The fact the Nazis would be picking from the detritus of those they thought less than human is not an irony to feature here, but what the story does concern itself with is Ella, and her doggedness to do as much as she can in the sewing shop to ingratiate herself – whether that be with the guards, or the Prominents (or Kapos, as we'd think of them). To what extent can she be a collaborator? Is it naïve of her to think she can dream up evening gowns and swimwear for the guards, and the Camp Commandant's wife, and not get affected? She has proven naïve already, by telling herself that she only need swap clothes with a Nazi guard and their situation would be reversed – it was a purely arbitrary power thing based on what the two were wearing.

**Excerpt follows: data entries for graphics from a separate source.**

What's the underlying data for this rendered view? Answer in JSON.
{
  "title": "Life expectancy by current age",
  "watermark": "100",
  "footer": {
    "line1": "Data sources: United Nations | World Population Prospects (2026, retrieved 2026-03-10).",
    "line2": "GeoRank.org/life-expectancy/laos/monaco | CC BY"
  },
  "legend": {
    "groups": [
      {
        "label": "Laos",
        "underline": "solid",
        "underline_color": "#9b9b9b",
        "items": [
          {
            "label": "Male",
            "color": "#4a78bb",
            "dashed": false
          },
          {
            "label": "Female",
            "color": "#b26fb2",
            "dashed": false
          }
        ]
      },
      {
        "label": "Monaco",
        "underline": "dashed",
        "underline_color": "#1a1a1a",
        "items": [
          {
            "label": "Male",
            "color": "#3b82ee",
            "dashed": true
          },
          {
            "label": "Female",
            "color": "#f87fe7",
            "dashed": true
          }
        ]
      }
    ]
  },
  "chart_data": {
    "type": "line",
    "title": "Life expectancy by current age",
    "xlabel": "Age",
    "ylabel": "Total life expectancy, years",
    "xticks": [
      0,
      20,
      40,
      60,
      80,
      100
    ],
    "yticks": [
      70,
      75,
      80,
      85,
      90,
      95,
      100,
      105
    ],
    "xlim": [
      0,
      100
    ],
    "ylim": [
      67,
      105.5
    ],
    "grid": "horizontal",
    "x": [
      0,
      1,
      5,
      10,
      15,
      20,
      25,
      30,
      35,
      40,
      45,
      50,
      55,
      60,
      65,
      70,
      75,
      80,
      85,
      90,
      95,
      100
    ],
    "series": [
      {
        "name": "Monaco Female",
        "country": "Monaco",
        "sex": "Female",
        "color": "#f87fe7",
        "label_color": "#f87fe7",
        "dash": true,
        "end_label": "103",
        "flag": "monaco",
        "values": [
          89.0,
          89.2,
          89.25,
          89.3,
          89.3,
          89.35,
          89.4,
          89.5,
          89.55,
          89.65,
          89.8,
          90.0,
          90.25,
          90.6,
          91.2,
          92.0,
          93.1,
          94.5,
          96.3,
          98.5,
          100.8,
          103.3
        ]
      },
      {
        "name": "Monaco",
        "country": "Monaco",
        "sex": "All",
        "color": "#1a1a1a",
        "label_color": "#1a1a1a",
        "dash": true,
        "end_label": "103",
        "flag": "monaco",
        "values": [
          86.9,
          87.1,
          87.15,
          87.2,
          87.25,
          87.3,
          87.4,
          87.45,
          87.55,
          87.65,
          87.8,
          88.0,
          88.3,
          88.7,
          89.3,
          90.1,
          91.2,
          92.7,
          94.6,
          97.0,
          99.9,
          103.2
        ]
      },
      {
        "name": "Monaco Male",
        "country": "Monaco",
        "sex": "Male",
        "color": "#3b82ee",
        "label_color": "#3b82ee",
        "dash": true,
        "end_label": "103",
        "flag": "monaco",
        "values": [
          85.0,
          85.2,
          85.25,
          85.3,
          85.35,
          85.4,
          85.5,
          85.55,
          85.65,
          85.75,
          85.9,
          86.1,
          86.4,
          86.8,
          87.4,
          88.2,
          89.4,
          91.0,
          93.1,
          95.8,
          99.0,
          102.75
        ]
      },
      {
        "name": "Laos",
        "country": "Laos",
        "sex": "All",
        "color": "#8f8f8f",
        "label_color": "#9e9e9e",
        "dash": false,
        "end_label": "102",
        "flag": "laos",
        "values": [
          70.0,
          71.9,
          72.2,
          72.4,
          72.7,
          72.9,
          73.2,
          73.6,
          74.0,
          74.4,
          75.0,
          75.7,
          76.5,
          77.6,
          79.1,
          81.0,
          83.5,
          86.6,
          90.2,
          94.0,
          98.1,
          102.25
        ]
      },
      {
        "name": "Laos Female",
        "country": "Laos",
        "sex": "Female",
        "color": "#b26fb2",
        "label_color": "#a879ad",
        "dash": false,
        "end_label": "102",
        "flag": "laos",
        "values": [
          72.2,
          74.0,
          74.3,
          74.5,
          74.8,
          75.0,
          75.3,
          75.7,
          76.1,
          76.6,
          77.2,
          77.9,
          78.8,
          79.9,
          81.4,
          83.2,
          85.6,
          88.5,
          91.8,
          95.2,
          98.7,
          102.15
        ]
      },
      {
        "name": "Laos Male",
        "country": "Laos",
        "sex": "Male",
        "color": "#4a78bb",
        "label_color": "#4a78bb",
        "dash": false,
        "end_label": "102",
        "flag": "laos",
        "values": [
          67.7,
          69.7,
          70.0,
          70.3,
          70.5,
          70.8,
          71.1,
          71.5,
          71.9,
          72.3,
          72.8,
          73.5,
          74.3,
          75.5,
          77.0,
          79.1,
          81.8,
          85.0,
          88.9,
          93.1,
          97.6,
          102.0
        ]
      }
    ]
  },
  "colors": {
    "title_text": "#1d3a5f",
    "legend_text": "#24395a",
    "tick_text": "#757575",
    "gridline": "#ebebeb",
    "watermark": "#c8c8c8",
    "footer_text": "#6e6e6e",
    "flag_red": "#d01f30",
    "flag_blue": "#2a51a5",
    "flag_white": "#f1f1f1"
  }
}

Well, perhaps, but perhaps not. Still, power, and that most dramatic thing of human status struggle, is prominent on these pages. You can't exactly write about the Nazi camps and not have some power on the page, so emotive is the subject. And, even if the clothes-making elements are not really what a young lad would expect him to find himself reading about, there is more than enough here to make for an emotional read for all. You have a finely evoked heroine in Ella, and I liked the way the chapter titles were both fabric colours and elements of her character. Ultimately, of course, it's not about the clothes – it's about morals, personal decisions and ways of surviving in such a heightened scenario. There is a character who appears to be the naivety of Ella ramped up ten-fold, to the point of sheer stupidity, but that's the point.
Still, having points is all well and good – if they don't come across, if the reader cannot discern them properly, then all hope is lost. And here they are as clear as anything; even without the postscript from the author, the aims and intent are obvious. But that's not to say they were too obvious to spoil the readability of this book, and it has that aplenty. This is suitably though-provoking, more than entertaining enough, and really clever at conveying its greater messages. This is brave, and will surely be successful, enough for many to sit up and take notice.
I must thank the publishers for my review copy.